Wednesday, October 16, 2013

Harry Belafonte sues MLK children over archives



Harry Belafonte sues MLK heirs over papers

By James C. McKinley Jr. / New York Times News Service
Published: October 16. 2013 4:00AM PST
Harry Belafonte is 86, an age that tends to focus the mind on putting one’s affairs in order. And that is why, Belafonte says, he has filed a lawsuit in federal court against the three surviving children of one of his closest friends: the Rev. Martin Luther King Jr.
At issue are three documents that used to be in Belafonte’s collection of memorabilia, along with other photos and letters on the walls of his apartment, chronicling his long friendship with King.

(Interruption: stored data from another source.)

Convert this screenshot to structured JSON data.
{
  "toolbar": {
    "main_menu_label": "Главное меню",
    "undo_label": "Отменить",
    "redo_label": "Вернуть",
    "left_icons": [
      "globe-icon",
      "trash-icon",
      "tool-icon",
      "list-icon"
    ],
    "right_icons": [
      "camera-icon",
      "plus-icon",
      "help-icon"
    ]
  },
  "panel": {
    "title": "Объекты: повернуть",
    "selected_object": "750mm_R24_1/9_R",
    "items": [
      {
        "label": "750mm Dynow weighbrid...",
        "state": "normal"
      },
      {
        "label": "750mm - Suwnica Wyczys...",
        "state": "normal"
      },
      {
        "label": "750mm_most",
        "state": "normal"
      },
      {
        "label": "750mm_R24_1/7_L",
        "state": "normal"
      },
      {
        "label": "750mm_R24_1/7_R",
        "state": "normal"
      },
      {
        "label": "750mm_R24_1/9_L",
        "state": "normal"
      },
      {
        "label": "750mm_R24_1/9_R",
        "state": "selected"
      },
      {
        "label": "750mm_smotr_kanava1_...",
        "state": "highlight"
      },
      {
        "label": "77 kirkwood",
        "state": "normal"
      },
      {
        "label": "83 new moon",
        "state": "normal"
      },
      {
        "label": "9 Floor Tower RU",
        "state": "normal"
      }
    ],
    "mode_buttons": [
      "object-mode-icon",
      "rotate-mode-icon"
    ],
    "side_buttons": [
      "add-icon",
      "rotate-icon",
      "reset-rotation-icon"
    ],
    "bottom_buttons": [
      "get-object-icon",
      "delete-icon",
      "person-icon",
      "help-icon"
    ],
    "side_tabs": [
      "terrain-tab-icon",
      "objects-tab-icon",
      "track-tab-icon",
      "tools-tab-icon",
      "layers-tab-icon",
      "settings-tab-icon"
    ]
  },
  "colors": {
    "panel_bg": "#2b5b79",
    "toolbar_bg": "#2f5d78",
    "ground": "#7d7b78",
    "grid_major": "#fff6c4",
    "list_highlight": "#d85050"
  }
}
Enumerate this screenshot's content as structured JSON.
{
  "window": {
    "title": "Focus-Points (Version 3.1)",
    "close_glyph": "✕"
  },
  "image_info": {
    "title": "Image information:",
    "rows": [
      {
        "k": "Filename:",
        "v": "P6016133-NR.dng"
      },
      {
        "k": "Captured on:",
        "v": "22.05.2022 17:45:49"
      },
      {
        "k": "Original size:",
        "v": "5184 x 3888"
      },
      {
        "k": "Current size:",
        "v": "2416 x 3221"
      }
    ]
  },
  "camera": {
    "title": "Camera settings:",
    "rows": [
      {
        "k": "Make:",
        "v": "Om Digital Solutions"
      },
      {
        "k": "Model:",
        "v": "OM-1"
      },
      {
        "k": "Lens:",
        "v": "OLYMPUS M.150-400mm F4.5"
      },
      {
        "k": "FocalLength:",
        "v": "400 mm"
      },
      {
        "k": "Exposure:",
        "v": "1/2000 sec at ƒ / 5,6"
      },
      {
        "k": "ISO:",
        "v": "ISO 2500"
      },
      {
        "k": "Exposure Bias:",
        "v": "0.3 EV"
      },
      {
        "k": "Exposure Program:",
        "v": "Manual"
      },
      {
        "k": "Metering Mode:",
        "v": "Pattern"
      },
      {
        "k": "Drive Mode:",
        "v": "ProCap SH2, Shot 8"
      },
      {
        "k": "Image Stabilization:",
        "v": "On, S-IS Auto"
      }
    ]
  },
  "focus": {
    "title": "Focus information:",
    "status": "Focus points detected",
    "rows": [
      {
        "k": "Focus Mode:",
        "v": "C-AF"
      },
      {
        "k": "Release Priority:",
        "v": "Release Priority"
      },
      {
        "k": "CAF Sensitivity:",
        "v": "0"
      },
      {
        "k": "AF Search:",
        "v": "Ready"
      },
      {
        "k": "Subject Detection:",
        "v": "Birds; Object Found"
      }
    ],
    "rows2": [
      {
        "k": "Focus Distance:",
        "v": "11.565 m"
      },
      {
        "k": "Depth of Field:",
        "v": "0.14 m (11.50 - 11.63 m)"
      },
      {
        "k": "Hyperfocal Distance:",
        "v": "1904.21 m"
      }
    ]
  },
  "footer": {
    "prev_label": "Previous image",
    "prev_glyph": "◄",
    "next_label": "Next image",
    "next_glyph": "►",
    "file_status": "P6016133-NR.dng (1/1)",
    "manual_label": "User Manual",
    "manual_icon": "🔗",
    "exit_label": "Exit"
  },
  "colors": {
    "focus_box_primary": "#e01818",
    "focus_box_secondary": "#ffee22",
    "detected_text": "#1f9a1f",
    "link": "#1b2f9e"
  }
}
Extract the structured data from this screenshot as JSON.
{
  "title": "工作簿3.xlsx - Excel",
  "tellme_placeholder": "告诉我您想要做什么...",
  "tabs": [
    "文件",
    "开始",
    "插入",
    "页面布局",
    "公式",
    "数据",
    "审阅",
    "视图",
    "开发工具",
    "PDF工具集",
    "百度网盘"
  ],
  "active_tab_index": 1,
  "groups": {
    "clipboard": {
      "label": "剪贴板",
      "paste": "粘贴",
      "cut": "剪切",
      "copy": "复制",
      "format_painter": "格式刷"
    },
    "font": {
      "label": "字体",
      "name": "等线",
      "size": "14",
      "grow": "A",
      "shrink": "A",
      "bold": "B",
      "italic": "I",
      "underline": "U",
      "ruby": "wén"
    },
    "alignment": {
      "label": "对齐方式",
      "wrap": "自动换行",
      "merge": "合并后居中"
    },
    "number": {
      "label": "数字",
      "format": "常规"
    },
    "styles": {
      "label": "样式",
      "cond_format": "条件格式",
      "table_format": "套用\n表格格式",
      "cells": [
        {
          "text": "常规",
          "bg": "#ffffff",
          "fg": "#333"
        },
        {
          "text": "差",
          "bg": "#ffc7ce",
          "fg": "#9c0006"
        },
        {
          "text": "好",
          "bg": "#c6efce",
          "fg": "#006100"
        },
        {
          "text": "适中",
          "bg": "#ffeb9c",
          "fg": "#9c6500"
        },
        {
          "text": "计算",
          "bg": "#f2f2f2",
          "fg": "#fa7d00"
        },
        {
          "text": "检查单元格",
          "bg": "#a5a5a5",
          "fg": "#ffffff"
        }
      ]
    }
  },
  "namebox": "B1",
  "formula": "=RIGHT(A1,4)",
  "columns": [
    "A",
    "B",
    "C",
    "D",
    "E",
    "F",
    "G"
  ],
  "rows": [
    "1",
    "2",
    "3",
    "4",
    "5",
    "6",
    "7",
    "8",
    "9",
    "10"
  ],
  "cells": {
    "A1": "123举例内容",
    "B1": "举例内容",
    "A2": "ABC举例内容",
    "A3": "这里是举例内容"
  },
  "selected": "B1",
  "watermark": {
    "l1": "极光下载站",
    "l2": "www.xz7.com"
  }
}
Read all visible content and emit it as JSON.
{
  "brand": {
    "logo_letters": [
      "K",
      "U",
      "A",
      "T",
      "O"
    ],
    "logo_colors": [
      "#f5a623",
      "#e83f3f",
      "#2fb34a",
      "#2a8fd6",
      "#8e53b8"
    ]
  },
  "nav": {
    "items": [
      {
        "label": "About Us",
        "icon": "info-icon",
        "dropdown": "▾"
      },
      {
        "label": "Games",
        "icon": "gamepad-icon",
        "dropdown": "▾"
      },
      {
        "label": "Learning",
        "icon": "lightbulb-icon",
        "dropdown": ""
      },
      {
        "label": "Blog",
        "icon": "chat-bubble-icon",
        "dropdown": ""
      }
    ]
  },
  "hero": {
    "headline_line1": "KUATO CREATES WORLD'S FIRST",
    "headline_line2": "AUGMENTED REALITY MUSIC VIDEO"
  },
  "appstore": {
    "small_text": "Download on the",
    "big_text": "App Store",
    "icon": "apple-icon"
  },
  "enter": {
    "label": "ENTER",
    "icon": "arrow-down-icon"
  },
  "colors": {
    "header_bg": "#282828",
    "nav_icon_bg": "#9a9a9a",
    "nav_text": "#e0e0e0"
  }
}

Belafonte says the papers were given to him by King himself; by his widow, Coretta Scott King; and by King’s close aide Stanley Levison.
King’s heirs — Dexter, Bernice and Martin Luther King III — have said the documents were taken without permission and belong to the estate.
Belafonte, who often supported the King family financially during the civil rights struggle, said the dispute pains him. He said in his view, King’s children had drifted from their father’s values.
“The papers are symbolic," he said. “It’s really about what happened to the children, and I feel that somewhere, in this one area, I really failed Martin."
One of the documents is a three-page outline for King’s 1967 speech “The Casualties of the War in Vietnam," written on a legal pad in Belafonte’s New York apartment. The second is a letter of condolence from President Lyndon B. Johnson to Coretta Scott King. The third is an envelope King had in his pocket the day he was assassinated in 1968. On it he had scribbled notes for a speech he was to give in Memphis, Tenn.
In December 2008, Belafonte tried to sell the documents at Sotheby’s auction house to raise money, he says, for Barrios Unidos, a charity that works with street gangs. Before the sale could go forward, however, King’s estate challenged Belafonte’s ownership of the papers that same month, charging in a letter to Sotheby’s that they are “part of a wrongfully acquired collection."
Since then, the documents have been in limbo, sitting in the auction house’s storage vault while attempts to settle the dispute out of court have failed. Under state law, Sotheby’s faces liability to the actual owner if it releases property to the wrong party and so has refused to return the documents to Belafonte until the dispute is settled.
On Tuesday, Belafonte filed papers in federal court in Manhattan asking a judge to declare him the rightful owner.
William Hill, a lawyer for the King estate, did not return telephone calls seeking comment. A spokeswoman for Bernice King, Bunnie Jackson-Ransom, said Bernice King had no comment on Belafonte’s suit. Messages left for the spokesman at the King Center in Atlanta, where Bernice King is chief executive, got no response.
Members of the King family have a history of suing to protect their right to King’s works and images, and they have also aggressively sought to recover King’s documents.
In 1986, King’s widow sued Boston University in an effort to regain control of about 83,000 documents that King had given it in the mid-1960s. (King received a Ph.D. from Boston University.) She lost in court.
More recently, in September 2011, the estate sued to stop King’s former secretary, Maude Ballou, from selling about 100 documents, notes, letters and speeches in her possession. Ballou, who is 88, and her son, Howard Ballou, maintained that King had given her the items in the late 1950s when she worked for him. A federal judge in Jackson, Miss., ruled that the King family had no evidence that Ballou had improperly obtained the papers and that the statute of limitations for reclaiming them had long passed. A federal appeals court in New Orleans upheld the decision in March.
Belafonte’s lawyer, Jonathan Abady, said the King estate has never presented evidence that Belafonte stole the documents. What’s more, the three-year time limit for filing a suit in New York to reclaim them has passed, he argued.
“We were left with no choice but to seek relief from the courts," Abady said. “And, whatever rights the King children have, they are not entitled to undo the wishes and actions of their parents."

1 comment:

  1. I've met the children of many public figures,I often ask myself if it we'renrt for their parents they would be known as what? They squabble in courts, borrow money on the wellknown parents name,and rarely do they ever produce anything remotely equivalant to what that parent has done on life.The parasitic nature of people born into the lime light who've done little to nothing but have taken bows worthy of royalty. I've yet to read anyting worthy of mention by any of these scanvengers who strut on family name .Who are you? Your claim to fame is predicarted on what your parents did! Change your name and stand your ground based on your achieve ments not y9our parents name.